Nor is ethics the only area in which this is true. One of Darwin's most brilliant philosophical insights about how evolutionary theory could be established was in his recognition of the need sharply to distinguish imagination and reason in one's approach to the theory of natural selection. Natural selection, properly speaking, is unimaginable: there are simply too many factors involved in it for anyone to imagine anything remotely close to accurate. People who try to understand natural selection by imagining it will get it wrong. But reason can go where imagination cannot; it can find ways to get around and overcome the complexity of the topic. The path of reason is much, much harder than that of imagination, requiring much, much more careful argument. But Darwin rightly recognized that it is on reason, not imagination, that the theory of natural selection had to be built. If you try to convey the theory by imagination, you will fail and you will mislead people, because you will only convey a caricature that is vaguely analogous to the theory of natural selection, not the theory itself.
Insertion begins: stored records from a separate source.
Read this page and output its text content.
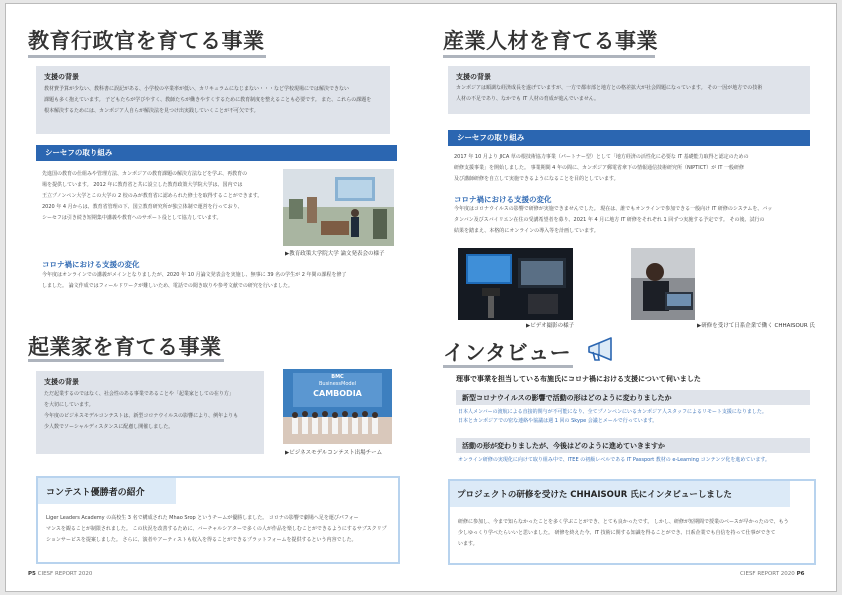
教育行政官を育てる事業
支援の背景
教材費予算が少ない、教科書に誤記がある、小学校の卒業率が低い、カリキュラムになじまない・・・など学校現場にでは解決できない
課題も多く抱えています。 子どもたちが学びやすく、教師たちが働きやすくするために教育制度を整えることも必要です。 また、これらの課題を
根本解決するためには、カンボジア人自らが解決法を見つけ出実践していくことが不可欠です。
シーセフの取り組み
先進国の教育の仕組みや管理方法、カンボジアの教育課題の解決方法などを学ぶ、再教育の
場を提供しています。 2012 年に教育省と共に設立した教育政策大学院大学は、国内では
王立プノンペン大学とこの大学の 2 校のみが教育省に認められた修士を取得することができます。
2020 年 4 月からは、教育省管理の下、国立教育研究所が独立体制で運営を行っており、
シーセフは引き続き短期集中講義や教育へのサポート役として協力しています。
▶教育政策大学院大学 論文発表会の様子
コロナ禍における支援の変化
今年度はオンラインでの講義がメインとなりましたが、2020 年 10 月論文発表会を実施し、無事に 39 名の学生が 2 年間の課程を修了
しました。 論文作成ではフィールドワークが難しいため、電話での聞き取りや参考文献での研究を行いました。
起業家を育てる事業
支援の背景
ただ起業するのではなく、社会性のある事業であることや「起業家としての在り方」
を大切にしています。
今年度のビジネスモデルコンテストは、新型コロナウイルスの影響により、例年よりも
少人数でソーシャルディスタンスに配慮し開催しました。
BMC
BusinessModel
CAMBODIA
▶ビジネスモデルコンテスト出場チーム
コンテスト優勝者の紹介
Liger Leaders Academy の高校生 3 名で構成された Mhao Srop というチームが優勝しました。 コロナの影響で劇場へ足を運びパフォー
マンスを観ることが制限されました。 この状況を改善するために、バーチャルシアターで多くの人が作品を楽しむことができるようにするサブスクリプ
ションサービスを提案しました。 さらに、演者やアーティストも収入を得ることができるプラットフォームを提供するという内容でした。
P5 CIESF REPORT 2020
産業人材を育てる事業
支援の背景
カンボジアは順調な経済成長を遂げていますが、一方で都市部と地方との格差拡大が社会問題になっています。 その一因が地方での技術
人材の不足であり、なかでも IT 人材の育成が進んでいません。
シーセフの取り組み
2017 年 10 月より JICA 草の根技術協力事業（パートナー型）として「地方経済の活性化に必要な IT 基礎能力取得と認定のための
研修支援事業」を開始しました。 事業期間 4 年の間に、カンボジア郵電省傘下の情報通信技術研究所（NIPTICT）が IT 一般研修
及び講師研修を自立して実施できるようになることを目的としています。
コロナ禍における支援の変化
今年度はコロナウイルスの影響で研修が実施できませんでした。 現在は、誰でもオンラインで参加できる一般向け IT 研修のシステムを、バッ
タンバン及びスバイリエン在住の受講希望者を募り、2021 年 4 月に地方 IT 研修をそれぞれ 1 回ずつ実施する予定です。 その後、試行の
結果を踏まえ、本格的にオンラインの導入等を計画しています。
▶ビデオ撮影の様子	▶研修を受けて日系企業で働く CHHAISOUR 氏
インタビュー
理事で事業を担当している布施氏にコロナ禍における支援について伺いました
新型コロナウイルスの影響で活動の形はどのように変わりましたか
日本人メンバーの渡航による直接的関与が不可能になり、全てプノンペンにいるカンボジア人スタッフによるリモート支援になりました。
日本とカンボジアでの密な連絡や協議は週 1 回の Skype 会議とメールで行っています。
活動の形が変わりましたが、今後はどのように進めていきますか
オンライン研修の実現化に向けて取り組み中で、ITEE の初級レベルである IT Passport 教材の e-Learning コンテンツ化を進めています。
プロジェクトの研修を受けた CHHAISOUR 氏にインタビューしました
研修に参加し、今まで知らなかったことを多く学ぶことができ、とても良かったです。 しかし、研修が短期間で授業のペースが早かったので、もう
少しゆっくり学べたらいいと思いました。 研修を終えた今、IT 技術に関する知識を得ることができ、日系企業でも自信を持って仕事ができて
います。
CIESF REPORT 2020 P6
I am far from saying that these analogical leaps are always wrong, or even that they are always bad. Hume is right, I think, that the problem with analogical inference is not that it is weak (some analogical inferences are very strong) but that, on its own, it is very uncertain: we cannot say from the inference itself whether it is strong or weak. Only when you begin actually tracing the rational path the analogical inference leaps over can you begin to tell whether the analogy is actually relevant. I do think that these imaginative moves are almost ineliminable; they are an artefact of the way the human mind works, and, recognized for what they are, they can sometimes serve a heuristic function, or (used carefully) they can sometimes be a useful way to shorten an otherwise extremely complicated discussion that can (for the moment) be glossed over. But they need to be recognized for what they are: leaps based on a subjective sense of resemblance, not on any real rational analysis.